The programmed robot was salvaged from decommissioned tooling used in the Ford Silverton Assembly Plant
Mimicking the complex yet smooth moves of a braai master was the next challenge, and TCF BBQ hasn’t dropped a piece of food yet!
In its capable robotic hands, TCF BBQ is programmed to place the grill on one of three braai stations surrounding the unit, then turn the grill after a set time. It can offload the grill from the braai onto the braai station, which was manufactured using a scrapped Ford Ranger Wildtrak bumper and grille – it can even flash the headlights, indicate, beep the horn and flash the park lights! TCF BBQ’s other abilities include being able to pour water or cooldrink and serve a full tray to people. And as a final touch befitting of a proudly South African robot, it can wave the national flag.

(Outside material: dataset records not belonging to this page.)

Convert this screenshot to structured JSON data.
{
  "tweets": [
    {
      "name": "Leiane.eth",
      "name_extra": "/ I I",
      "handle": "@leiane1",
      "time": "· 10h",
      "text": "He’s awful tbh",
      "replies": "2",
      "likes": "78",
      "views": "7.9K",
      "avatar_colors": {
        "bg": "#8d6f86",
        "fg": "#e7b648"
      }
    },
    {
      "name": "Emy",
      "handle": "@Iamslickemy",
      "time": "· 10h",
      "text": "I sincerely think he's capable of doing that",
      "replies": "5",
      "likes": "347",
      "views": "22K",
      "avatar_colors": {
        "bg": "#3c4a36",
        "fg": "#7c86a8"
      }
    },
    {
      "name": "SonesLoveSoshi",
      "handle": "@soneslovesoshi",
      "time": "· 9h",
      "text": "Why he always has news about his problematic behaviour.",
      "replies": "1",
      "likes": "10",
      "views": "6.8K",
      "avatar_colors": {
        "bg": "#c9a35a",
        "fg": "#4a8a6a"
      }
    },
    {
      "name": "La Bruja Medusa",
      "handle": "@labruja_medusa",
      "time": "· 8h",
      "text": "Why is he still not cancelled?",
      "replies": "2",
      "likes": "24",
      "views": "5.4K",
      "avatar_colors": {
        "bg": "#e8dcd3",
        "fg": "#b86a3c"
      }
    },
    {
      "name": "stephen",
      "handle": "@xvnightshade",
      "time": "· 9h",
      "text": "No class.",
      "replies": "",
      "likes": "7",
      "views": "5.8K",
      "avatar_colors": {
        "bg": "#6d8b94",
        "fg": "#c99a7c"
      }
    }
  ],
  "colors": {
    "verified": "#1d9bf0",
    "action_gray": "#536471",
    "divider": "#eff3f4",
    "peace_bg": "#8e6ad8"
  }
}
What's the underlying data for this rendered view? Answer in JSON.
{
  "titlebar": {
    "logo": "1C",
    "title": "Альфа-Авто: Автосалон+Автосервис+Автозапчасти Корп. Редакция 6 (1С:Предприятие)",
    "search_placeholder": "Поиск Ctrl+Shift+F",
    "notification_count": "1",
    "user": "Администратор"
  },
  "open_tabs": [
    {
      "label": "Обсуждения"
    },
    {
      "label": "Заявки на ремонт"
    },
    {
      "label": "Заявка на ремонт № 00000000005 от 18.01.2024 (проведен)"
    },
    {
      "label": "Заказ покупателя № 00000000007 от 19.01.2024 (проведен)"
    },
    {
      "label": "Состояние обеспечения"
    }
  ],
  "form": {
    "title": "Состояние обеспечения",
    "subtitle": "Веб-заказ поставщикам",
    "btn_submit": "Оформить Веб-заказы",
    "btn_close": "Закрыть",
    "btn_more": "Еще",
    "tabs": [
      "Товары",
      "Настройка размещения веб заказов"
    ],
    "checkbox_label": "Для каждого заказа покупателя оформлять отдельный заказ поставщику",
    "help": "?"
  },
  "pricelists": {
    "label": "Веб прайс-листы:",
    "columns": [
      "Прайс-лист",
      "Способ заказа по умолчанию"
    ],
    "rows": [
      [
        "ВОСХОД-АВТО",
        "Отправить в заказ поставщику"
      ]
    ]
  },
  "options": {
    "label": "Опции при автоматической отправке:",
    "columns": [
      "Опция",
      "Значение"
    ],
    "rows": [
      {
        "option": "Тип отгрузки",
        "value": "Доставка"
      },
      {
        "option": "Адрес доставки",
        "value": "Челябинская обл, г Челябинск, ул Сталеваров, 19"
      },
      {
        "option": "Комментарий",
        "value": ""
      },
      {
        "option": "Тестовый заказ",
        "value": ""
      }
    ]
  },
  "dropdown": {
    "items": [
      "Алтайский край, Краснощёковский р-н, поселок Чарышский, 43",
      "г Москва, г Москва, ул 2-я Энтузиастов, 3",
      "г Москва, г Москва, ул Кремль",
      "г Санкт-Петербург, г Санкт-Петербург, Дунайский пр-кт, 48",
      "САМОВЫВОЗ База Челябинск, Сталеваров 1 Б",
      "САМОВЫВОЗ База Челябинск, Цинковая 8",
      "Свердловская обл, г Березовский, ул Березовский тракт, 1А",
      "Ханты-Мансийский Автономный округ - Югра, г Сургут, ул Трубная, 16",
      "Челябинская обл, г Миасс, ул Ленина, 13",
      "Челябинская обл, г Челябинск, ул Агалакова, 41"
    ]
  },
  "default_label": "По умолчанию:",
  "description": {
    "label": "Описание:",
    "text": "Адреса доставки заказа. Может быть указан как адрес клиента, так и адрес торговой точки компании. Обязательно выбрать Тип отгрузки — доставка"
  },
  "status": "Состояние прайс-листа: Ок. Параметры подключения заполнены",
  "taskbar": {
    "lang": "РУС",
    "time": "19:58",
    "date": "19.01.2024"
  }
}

“TCF BBQ has become a celebrity here at Ford South Africa, and is a perfect example of the creativity and ingenuity that defines everyone at Ford and echoes our proudly South African heritage,” says Ockert Berry, VP Operations at Ford South Africa.
“This competition brought out a strong yet friendly rivalry that saw various teams working together in secrecy until the reveal date. Now TCF BBQ has hung up his apron and has been dismantled, but a next-generation version can’t be ruled out. Maybe we will see a new version to coincide with the launch of the next-generation Ranger,” concludes Berry.